SUMMER OF THE STOLEN DOG
Synopsis:
          A coming-of-age novel set in the summer of l955, in a hardscrabble neighborhood inhabited by both white and colored people, (back when the word colored was used), it has a host of characters ranging from the ordinary to unlikely to the bizarre, in the Hudson River Valley town of Neverskill, New York when Lolly Morici turns thirteen. She is a feisty, innocent, tender-hearted girl who has seen a lot, exposed as she's been to the often insane, antisocial and outrageous antics of the grownups around her. The heartbeat of the story is a gentle black coonhound her father, Frank, tipsily steals from an abusive owner and gives to Lolly for her birthday. The dog has a limp and walks in a buoyant, endearing way, inspiring her to name him Hop. Hop is the embodiment of love, loyalty and goodness as dogs are. Lolly's next door neighbor and best friend is Zephyr Jaworski, better known as Z. Tom, is her younger brother, whom she hates at the beginning of the summer and loves by the end.
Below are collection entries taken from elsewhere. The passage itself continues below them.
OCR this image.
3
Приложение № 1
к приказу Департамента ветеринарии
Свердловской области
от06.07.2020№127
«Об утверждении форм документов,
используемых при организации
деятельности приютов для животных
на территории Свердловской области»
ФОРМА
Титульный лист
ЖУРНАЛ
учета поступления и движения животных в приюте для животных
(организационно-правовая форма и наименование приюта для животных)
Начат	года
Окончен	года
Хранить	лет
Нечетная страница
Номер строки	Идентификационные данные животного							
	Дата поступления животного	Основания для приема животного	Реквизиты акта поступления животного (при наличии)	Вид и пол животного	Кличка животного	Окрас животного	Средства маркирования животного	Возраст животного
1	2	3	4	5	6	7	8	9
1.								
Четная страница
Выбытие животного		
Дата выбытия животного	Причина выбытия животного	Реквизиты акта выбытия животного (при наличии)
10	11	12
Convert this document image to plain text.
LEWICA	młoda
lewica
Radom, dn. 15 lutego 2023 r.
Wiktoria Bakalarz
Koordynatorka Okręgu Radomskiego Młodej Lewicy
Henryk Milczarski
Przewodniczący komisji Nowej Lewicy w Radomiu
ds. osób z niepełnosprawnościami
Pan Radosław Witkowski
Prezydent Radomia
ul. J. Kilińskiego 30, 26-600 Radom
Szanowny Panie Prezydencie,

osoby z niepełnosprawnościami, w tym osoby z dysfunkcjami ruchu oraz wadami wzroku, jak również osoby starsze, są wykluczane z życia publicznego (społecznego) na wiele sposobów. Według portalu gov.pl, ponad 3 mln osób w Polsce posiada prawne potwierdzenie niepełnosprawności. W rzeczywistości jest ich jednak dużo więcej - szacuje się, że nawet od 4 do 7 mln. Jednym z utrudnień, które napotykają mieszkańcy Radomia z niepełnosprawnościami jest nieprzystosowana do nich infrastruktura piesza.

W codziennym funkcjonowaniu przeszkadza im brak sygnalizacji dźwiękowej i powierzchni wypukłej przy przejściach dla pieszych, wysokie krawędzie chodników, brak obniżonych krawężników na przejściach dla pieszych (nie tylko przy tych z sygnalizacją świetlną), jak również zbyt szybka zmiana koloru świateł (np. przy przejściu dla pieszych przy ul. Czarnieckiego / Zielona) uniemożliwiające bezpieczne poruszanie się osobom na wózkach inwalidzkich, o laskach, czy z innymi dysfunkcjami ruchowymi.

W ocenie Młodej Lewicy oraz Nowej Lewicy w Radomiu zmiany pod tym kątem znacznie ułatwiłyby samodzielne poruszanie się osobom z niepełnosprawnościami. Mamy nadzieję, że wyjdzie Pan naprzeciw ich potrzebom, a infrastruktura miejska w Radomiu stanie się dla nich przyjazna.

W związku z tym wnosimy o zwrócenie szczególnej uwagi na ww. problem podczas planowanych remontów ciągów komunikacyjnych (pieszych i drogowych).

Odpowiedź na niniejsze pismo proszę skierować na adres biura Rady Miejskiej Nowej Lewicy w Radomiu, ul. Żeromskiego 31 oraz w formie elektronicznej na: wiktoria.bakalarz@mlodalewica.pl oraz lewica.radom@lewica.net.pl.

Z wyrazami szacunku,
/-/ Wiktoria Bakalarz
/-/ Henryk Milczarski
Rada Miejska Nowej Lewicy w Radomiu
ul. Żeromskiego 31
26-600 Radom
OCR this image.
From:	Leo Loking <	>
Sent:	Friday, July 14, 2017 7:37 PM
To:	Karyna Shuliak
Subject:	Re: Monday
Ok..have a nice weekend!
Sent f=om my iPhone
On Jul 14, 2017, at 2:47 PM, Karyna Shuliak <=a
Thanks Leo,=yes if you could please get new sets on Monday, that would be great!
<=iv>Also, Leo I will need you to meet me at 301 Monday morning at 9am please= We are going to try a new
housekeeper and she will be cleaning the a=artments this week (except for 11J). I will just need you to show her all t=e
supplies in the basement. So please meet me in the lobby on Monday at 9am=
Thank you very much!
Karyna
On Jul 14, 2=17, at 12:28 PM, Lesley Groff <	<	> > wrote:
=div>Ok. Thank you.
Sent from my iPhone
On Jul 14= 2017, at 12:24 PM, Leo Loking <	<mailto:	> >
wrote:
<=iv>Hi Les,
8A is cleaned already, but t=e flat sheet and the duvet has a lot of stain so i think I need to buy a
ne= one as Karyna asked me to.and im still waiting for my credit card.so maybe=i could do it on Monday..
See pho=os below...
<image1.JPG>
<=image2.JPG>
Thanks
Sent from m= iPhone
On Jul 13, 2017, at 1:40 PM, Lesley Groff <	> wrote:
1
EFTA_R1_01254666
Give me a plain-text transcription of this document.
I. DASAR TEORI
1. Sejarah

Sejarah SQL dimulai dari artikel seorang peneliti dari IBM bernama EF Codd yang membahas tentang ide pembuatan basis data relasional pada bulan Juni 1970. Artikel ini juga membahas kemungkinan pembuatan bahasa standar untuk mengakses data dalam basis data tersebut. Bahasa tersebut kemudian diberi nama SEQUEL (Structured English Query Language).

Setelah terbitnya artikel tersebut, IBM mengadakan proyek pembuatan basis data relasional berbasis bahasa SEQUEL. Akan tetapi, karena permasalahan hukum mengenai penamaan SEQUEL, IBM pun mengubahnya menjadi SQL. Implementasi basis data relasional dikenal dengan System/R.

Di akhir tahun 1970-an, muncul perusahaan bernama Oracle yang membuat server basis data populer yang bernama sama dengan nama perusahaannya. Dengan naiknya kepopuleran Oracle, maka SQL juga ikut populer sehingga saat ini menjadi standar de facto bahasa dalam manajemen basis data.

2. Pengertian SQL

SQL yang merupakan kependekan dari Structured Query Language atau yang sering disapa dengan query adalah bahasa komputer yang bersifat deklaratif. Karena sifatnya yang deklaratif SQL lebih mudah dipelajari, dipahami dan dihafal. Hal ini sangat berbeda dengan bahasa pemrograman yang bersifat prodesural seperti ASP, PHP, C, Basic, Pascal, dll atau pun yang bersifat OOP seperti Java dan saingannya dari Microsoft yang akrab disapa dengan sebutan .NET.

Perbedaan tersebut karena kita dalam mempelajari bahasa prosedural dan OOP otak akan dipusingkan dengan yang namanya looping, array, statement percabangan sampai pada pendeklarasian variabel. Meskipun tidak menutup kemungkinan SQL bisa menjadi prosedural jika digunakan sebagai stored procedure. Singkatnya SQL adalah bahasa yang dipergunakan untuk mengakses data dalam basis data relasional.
Lolly, Z, Tom and Hop witness an unfolding drama precipitated by Frank's infidelity with Judy, an unhinged, fatal-attraction waitress who wheedles her way into Lolly's family, befriending Mona, her cussed and ailing mother, and ultimately is out for revenge when Frank tries to break things off. The plot revolves around how to get rid of Judy. It's a story of the complications of love. How good people sometimes do bad things and bad people sometimes fool you. The time span is brief, a mere summer, yet is filled with adventure, tension, redemption and forgiveness.


Excerpts:
     

        I was pretty sure my father was planning on having Judy murdered or at least somehow make her disappear. Not that he was the sort of person inclined to hurt even a bug, but that's how bad the situation had become. Pacing, chain-smoking, his coat-black eyes narrowed with hard thinking much of the time. All things pointed in that direction. For one, Judy was hellbent on destroying his marriage, which he would never tolerate considering he was deep-down crazy about my mother, saying on a regular basis to Tom and me "your mother is a some kind of saint and don't you kids forget it." He would have been lost without her. She handled all the money, such as it was. Every Friday he turned his IBM paycheck over to her, which she'd put in a small drawer of the secretary, a purposeful piece of furniture in the dining room, (which you felt might also hold the truth of who she was, my mother, but that's another story), until first thing Monday morning when she could get to the bank. He didn't even know how to write a check. 
.............

          Mona often said to me: “I wash my hands of you, Lady Godiva,” which I counted on her saying. It made me free to roam the neighborhood in my bare feet in the black of summer nights and do whatever the heck I wanted. To look in the windows of the bars down on the corner and watch the colored people dance and have the time of their lives. To climb the thick boughs of Octavia's black cherry tree to spy on the drunks staggering in and out of The Broken Barn. Free to go down under the bridge with Z to do things nobody had to know about, such as taking off our shirts and practicing our kissing techniques. But, mostly free to go places with Frank. Things happened with Frank. Unimaginable and sometimes dangerous things. Not the sort of things you would expect to happen with your own father.